外需の柱となる輸出は前期比18.5%のマイナスだった。欧米での都市封鎖に加え、輸出に含まれる訪日外国人旅行者の消費がほぼゼロとなったことが響いた。
一方、7―9月期は反動でプラス成長となりそうだ。リーマン危機時にはマイナス成長が08年4―6月期から4四半期続いた。今回は3四半期で反転するとの見方が多く、日本経済研究センターがまとめた民間エコノミスト34人の「ESPフォーキャスト調査」によると、7―9月期の実質GDP成長率は前期比年率でプラス13.26%となる見通しだ。
「4─5月を底に、6月からの生産活動再開で緩やかな持ち直しの動きが続く」(内閣府幹部)との期待感が政府内にもあり、西村康稔経済再生担当相は「内需主導で経済を成長軌道に戻せるよう、引き続き経済財政運営に万全を期す」と、GDP発表後に記者団に語った。
再発令なら再び「マイナス成長」
ただ、7―9月期にプラス成長に転じたとしても回復のスピードは鈍そうで、専門家の間では「GDPがコロナ前の水準に戻るには2、3年はかかる」(民間調査機関)との見方が多い。
緊急事態宣言「再発令」への警戒感も根強い。「感染のコントロールに失敗して主要国で再び都市封鎖が行われたり、国内で緊急事態宣言が出たりすれば4―6月期並みに経済活動が停滞する可能性がある」と、みずほ総研の酒井才介主任エコノミストは指摘する。
日本総研の村瀬拓副主任研究員は「(再発令に伴う)年度ベースのGDPはマイナス6、7%程度まで落ち込みかねない。7―9月期でプラスになったとしても10―12月期はマイナス成長に陥ることも考えられ、感染者数の動向に左右される状況が続く」とみている。
4―6月期のGDPの落ち込みは海外の方が大きく、感染拡大で都市封鎖に踏み切った米国は年率マイナス32.9%と1947年の統計開始以来、最大の減少幅となった。
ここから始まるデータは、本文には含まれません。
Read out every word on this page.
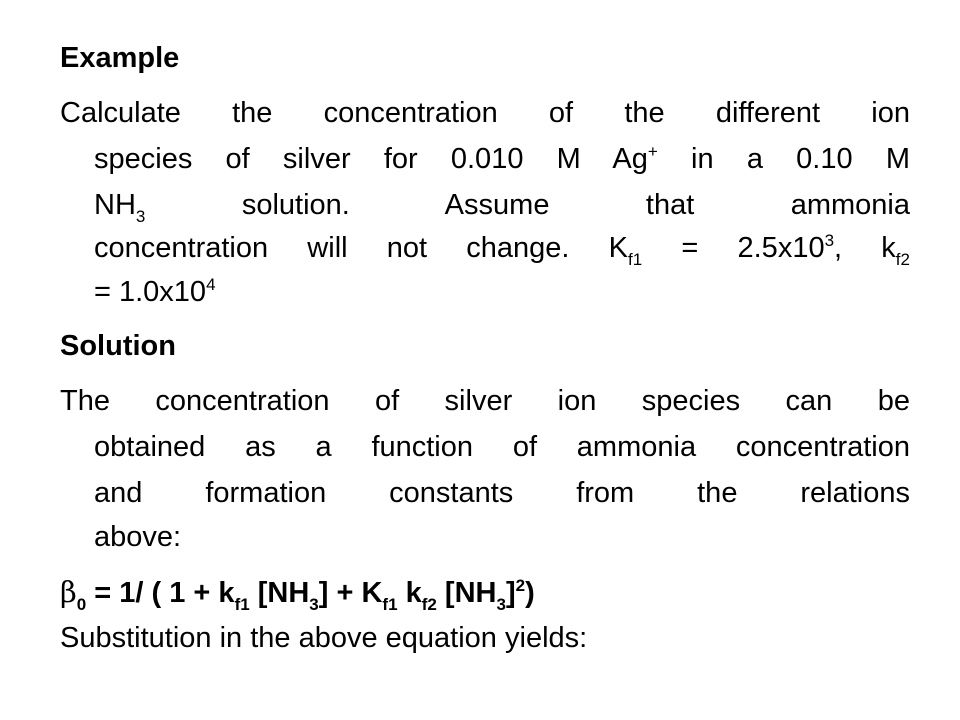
Example
Calculate the concentration of the different ion
species of silver for 0.010 M Ag+ in a 0.10 M
$NH_3$ solution. Assume that ammonia
concentration will not change. $K_{f1} = 2.5x10^3$, $k_{f2}$
= $1.0x10^4$
Solution
The concentration of silver ion species can be
obtained as a function of ammonia concentration
and formation constants from the relations
above:
$\beta_0 = 1/$ ( $1 + k_{f1}$ $[NH_3] + K_{f1}$ $k_{f2}$ $[NH_3]^2$)
Substitution in the above equation yields:
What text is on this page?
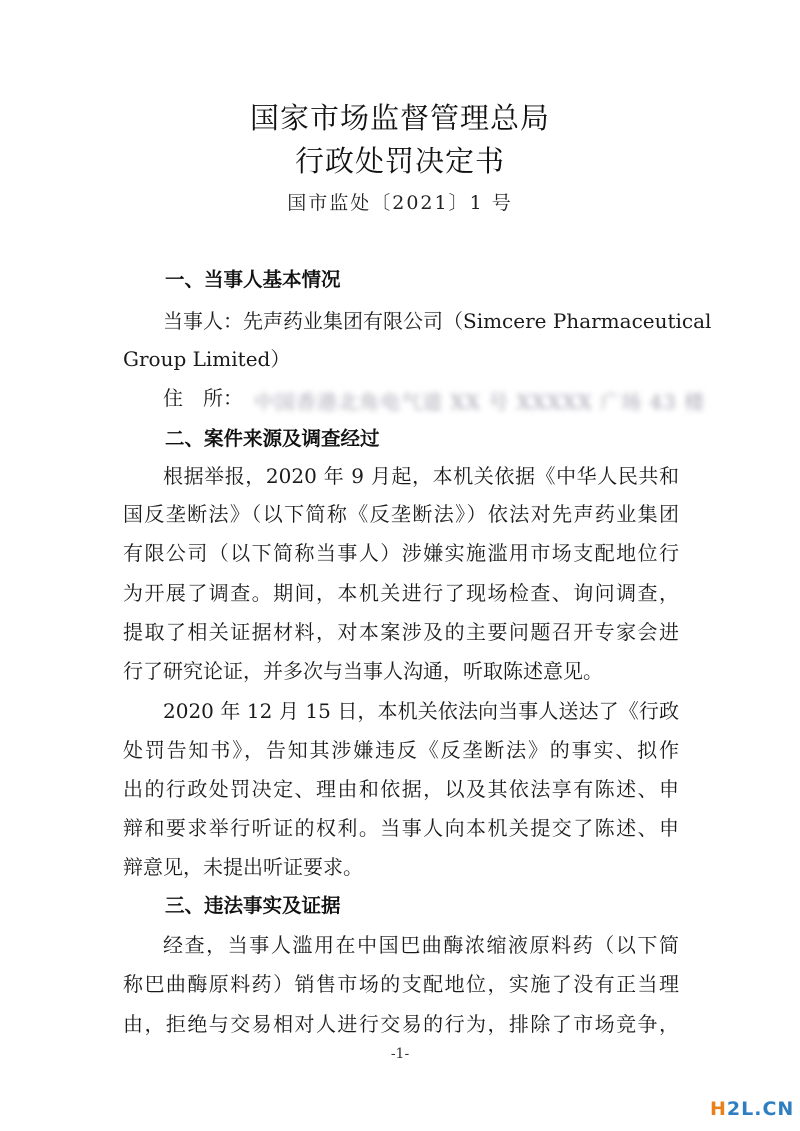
国家市场监督管理总局
行政处罚决定书
国市监处〔2021〕1 号
一、当事人基本情况
当事人：先声药业集团有限公司（Simcere Pharmaceutical
Group Limited）
住　所： 中国香港北角电气道 XX 号 XXXXX 广场 43 楼
二、案件来源及调查经过
根据举报，2020 年 9 月起，本机关依据《中华人民共和
国反垄断法》（以下简称《反垄断法》）依法对先声药业集团
有限公司（以下简称当事人）涉嫌实施滥用市场支配地位行
为开展了调查。期间，本机关进行了现场检查、询问调查，
提取了相关证据材料，对本案涉及的主要问题召开专家会进
行了研究论证，并多次与当事人沟通，听取陈述意见。
2020 年 12 月 15 日，本机关依法向当事人送达了《行政
处罚告知书》，告知其涉嫌违反《反垄断法》的事实、拟作
出的行政处罚决定、理由和依据，以及其依法享有陈述、申
辩和要求举行听证的权利。当事人向本机关提交了陈述、申
辩意见，未提出听证要求。
三、违法事实及证据
经查，当事人滥用在中国巴曲酶浓缩液原料药（以下简
称巴曲酶原料药）销售市场的支配地位，实施了没有正当理
由，拒绝与交易相对人进行交易的行为，排除了市场竞争，
-1-
H2L.CN
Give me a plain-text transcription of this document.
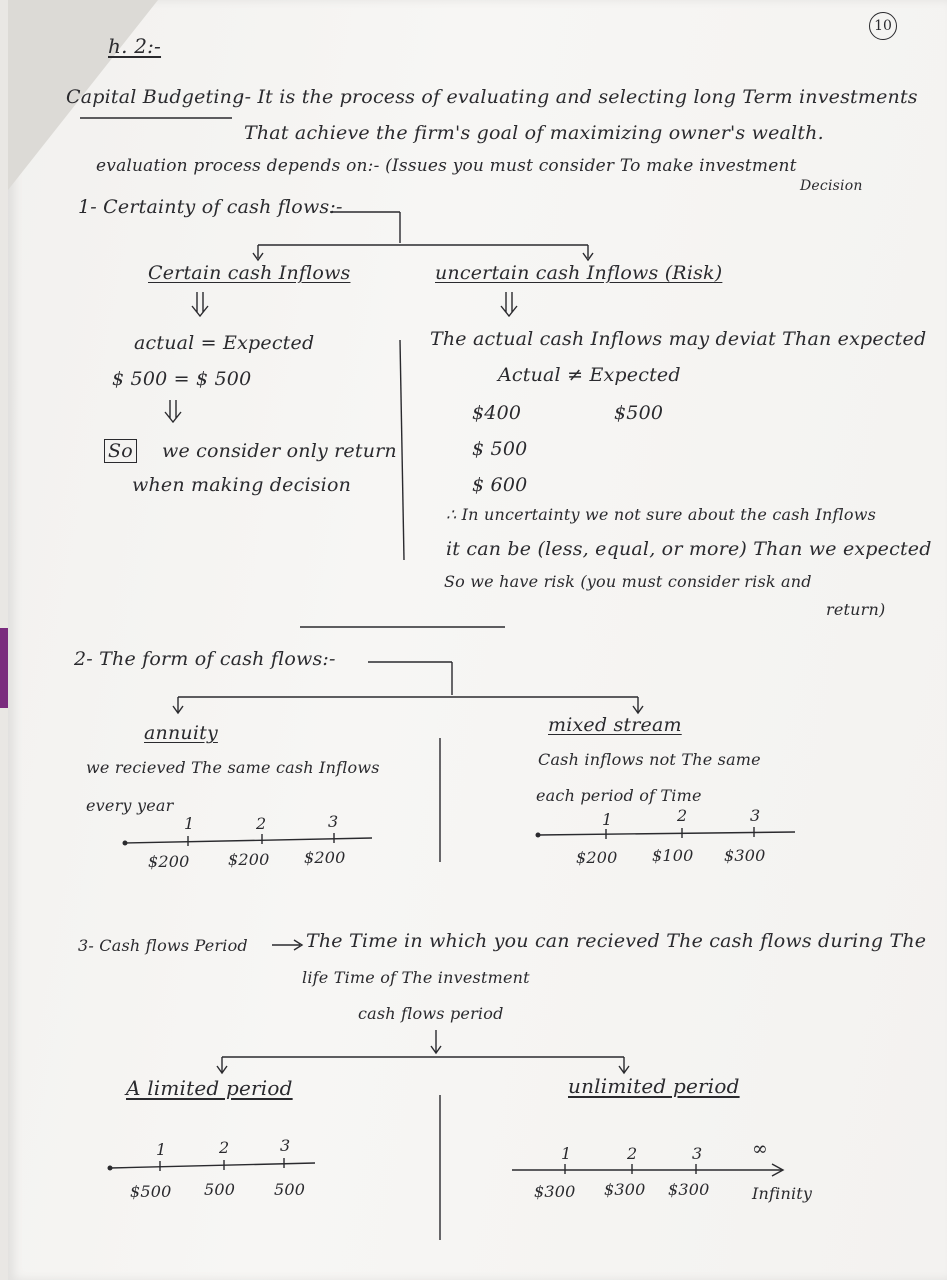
10
h. 2:-
Capital Budgeting
:- It is the process of evaluating and selecting long Term investments
That achieve the firm's goal of maximizing owner's wealth.
evaluation process depends on:- (Issues you must consider To make investment
Decision
1- Certainty of cash flows:-
Certain cash Inflows
actual = Expected
$ 500 = $ 500
So we consider only return
when making decision
uncertain cash Inflows (Risk)
The actual cash Inflows may deviat Than expected
Actual ≠ Expected
$400
$ 500
$ 600
$500
∴ In uncertainty we not sure about the cash Inflows
it can be (less, equal, or more) Than we expected
So we have risk (you must consider risk and
return)
2- The form of cash flows:-
annuity
we recieved The same cash Inflows
every year
1	2	3
$200 $200 $200
mixed stream
Cash inflows not The same
each period of Time
1	2	3
$200 $100 $300
3- Cash flows Period	The Time in which you can recieved The cash flows during The
life Time of The investment
cash flows period
A limited period
1	2	3
$500 500 500
unlimited period
1	2	3	∞
$300 $300 $300	Infinity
世界のGDPの4分の1を占める米経済が底入れしなければ、外需の復調も見込めない。
国際通貨基金(IMF)は10日、新型コロナの深刻な打撃で「景気回復には長い時間を要する」とし、米政府に財政政策の追加を促したが、トランプ米政権と民主党双方の対立から協議再開の見通しすら立っていない現状に「景気の底入れどころか、二番底に向かうリスクもある」(別の政府関係者)との声もくすぶっている。